Republican national security leaders in Congress are urging President Joe Biden to send long-range Army Tactical Missile Systems (ATACMS) to Ukraine.
These would be in addition to the full inventory of the shorter range anti-personnel variants of the same munition, according to a Nov. 1 letter sent to the president from U.S. House Foreign Affairs Committee Chairman Michael McCaul (R-TX), U.S. Senate Armed Services Committee Ranking Member Roger Wicker (R-MS), U.S. House Armed Services Committee Chairman Mike Rogers (R-AL), and U.S. Senate Foreign Relations Committee Ranking Member Jim Risch (R-ID).
“We welcome reports that your administration has finally provided some limited range ATACMS to Ukraine. Although this transfer is a positive step, the job on ATACMS is only half-done,” wrote the lawmakers. “The United States has only provided a small number of the Anti-Personnel/Anti-Materiel (APAM) variant of ATACMS and these have a shorter range.
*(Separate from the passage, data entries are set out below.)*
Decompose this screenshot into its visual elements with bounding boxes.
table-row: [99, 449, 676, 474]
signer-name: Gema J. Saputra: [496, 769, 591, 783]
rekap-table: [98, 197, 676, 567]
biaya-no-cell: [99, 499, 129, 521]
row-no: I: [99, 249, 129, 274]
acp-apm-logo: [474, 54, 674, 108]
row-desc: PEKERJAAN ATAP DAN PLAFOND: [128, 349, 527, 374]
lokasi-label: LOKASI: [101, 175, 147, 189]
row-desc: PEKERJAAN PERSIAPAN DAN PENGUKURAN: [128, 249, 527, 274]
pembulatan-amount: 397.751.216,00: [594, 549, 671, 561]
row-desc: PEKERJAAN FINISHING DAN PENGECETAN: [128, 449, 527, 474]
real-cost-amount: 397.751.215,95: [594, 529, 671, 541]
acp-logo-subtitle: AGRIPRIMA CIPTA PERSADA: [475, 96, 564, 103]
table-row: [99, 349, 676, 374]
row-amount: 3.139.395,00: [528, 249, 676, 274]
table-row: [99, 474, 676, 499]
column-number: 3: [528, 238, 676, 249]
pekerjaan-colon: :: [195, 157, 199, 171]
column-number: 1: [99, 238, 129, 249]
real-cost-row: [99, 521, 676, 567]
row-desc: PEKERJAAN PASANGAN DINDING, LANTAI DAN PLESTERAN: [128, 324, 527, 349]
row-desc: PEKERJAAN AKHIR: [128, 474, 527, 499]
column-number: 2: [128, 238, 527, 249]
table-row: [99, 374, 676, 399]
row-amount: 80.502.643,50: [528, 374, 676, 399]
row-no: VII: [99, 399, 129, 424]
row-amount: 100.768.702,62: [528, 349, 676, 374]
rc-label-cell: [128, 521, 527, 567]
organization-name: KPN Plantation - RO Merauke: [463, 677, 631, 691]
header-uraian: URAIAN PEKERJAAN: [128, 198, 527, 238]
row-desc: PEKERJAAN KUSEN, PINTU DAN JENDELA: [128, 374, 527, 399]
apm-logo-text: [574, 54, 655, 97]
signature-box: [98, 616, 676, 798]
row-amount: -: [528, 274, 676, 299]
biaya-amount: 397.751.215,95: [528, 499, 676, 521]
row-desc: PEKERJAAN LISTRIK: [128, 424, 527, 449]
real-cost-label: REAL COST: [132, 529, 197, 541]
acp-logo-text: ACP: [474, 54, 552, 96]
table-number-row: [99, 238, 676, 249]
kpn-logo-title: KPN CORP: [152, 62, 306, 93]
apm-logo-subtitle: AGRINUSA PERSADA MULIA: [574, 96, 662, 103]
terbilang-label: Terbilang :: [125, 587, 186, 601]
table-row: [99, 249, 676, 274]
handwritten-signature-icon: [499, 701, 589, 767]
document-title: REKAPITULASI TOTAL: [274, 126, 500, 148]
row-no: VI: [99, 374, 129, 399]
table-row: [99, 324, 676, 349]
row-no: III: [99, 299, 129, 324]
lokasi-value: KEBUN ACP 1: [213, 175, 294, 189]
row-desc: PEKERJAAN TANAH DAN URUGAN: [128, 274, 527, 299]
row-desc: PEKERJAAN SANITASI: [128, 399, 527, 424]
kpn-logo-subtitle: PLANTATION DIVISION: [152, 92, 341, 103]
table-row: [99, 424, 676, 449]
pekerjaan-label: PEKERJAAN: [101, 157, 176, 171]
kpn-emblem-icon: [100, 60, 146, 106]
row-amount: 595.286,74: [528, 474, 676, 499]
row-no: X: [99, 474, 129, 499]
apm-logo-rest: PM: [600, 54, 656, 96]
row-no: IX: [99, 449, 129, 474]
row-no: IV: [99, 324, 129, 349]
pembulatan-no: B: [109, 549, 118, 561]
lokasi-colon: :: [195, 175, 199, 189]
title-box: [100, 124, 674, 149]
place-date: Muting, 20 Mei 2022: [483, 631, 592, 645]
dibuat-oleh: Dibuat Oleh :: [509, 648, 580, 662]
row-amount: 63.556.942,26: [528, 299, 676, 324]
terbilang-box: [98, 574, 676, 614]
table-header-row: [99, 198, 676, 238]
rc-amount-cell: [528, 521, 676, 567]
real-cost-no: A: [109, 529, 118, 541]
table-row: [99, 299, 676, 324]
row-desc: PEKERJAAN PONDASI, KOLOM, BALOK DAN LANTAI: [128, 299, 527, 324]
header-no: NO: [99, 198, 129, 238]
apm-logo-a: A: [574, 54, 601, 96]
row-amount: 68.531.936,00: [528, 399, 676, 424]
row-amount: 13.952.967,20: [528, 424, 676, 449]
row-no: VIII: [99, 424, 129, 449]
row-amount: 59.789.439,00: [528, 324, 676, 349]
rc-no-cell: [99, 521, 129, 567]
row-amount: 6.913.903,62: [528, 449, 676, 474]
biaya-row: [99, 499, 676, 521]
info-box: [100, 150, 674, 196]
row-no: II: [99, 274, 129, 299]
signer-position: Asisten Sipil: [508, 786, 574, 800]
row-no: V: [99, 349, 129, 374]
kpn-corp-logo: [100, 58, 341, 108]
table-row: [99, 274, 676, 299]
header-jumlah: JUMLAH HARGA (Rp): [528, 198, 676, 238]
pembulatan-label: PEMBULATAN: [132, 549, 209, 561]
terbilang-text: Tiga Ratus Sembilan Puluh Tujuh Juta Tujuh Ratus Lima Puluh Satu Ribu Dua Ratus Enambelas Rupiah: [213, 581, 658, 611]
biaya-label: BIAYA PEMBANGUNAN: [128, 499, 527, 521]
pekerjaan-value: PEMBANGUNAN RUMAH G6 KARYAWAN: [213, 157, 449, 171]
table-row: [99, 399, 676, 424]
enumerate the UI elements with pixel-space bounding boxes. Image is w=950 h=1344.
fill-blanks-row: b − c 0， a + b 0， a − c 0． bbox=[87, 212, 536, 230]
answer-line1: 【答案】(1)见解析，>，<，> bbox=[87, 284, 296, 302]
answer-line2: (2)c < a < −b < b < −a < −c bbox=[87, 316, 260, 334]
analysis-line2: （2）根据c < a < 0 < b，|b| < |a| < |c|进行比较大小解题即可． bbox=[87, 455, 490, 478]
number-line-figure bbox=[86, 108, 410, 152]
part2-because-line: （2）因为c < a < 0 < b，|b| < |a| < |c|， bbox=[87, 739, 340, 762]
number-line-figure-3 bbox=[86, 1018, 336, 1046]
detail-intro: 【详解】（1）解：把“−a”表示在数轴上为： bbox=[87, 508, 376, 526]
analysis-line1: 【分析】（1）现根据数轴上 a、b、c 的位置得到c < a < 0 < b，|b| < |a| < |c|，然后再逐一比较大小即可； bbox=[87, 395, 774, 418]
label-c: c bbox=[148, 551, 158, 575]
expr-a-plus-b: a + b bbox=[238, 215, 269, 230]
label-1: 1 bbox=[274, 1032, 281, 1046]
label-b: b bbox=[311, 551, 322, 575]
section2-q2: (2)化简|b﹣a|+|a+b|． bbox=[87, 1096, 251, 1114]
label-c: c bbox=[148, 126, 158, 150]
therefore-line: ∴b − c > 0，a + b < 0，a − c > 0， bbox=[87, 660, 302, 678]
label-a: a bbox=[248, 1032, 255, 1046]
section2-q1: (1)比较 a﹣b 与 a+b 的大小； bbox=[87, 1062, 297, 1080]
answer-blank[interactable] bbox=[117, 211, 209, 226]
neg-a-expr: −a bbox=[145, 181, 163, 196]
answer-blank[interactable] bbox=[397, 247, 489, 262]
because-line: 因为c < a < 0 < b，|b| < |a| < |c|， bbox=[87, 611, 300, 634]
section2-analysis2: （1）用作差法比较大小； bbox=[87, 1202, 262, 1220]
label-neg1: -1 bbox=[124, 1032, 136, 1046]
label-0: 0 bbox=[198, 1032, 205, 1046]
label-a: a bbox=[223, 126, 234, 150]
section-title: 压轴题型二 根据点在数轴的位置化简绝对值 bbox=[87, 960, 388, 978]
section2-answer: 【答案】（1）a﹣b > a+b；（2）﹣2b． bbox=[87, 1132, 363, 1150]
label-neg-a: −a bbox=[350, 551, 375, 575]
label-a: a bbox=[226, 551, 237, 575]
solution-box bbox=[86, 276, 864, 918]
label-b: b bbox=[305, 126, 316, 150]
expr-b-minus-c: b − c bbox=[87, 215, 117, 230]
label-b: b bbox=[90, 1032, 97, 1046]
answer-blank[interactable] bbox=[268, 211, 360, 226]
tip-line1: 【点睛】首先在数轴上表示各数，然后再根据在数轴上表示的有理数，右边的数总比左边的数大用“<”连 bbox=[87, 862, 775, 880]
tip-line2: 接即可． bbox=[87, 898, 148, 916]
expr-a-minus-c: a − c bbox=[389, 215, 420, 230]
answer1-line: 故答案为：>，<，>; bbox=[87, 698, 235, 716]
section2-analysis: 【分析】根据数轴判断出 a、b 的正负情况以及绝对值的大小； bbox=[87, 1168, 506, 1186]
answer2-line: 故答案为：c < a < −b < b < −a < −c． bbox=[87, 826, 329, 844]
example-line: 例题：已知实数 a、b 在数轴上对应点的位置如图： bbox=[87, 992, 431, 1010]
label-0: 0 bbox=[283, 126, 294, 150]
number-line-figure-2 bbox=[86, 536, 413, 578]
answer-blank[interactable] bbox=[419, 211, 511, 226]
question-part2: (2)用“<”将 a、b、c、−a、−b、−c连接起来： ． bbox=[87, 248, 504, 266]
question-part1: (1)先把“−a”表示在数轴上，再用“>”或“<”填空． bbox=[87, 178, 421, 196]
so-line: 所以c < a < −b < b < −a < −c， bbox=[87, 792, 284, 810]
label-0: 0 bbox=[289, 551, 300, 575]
We urge you to provide the unitary warhead variant of ATACMS, which has a substantially longer range than the APAMS.”
In addition, they called on Biden to deliver the balance of U.S. APAMs given the U.S. Department of Defense’s “repeated inability to articulate a clear, current requirement for this weapon.”
The letter also noted that ATACMS missiles featuring a unitary warhead have a capability to strike deeper at Russian targets in Crimea, including Black Sea fleet assets.
The full provisioning of these capabilities, the legislators wrote, would help alter the balance in Ukraine’s counteroffensive.
The lawmakers also requested an immediate update on domestic ATACMS inventory and the U.S. military’s requirements.
“The bottom line is this: Ukraine has requested long-range ATACMS,” according to their letter. “The United States has an arsenal of long-range unitary warhead ATACMS, a hot production line to backfill them, and affordable and executable paths to speed up delivery of the Precision Strike Missile follow-on capability.
“Clearly, it is time for you to finish the job on ATACMS,” they wrote. “The costs of failing to do so not only risks stalemate on the battlefield and the further protraction of this war, but also threatens further global instability as our adversaries conduct influence operations around the globe.”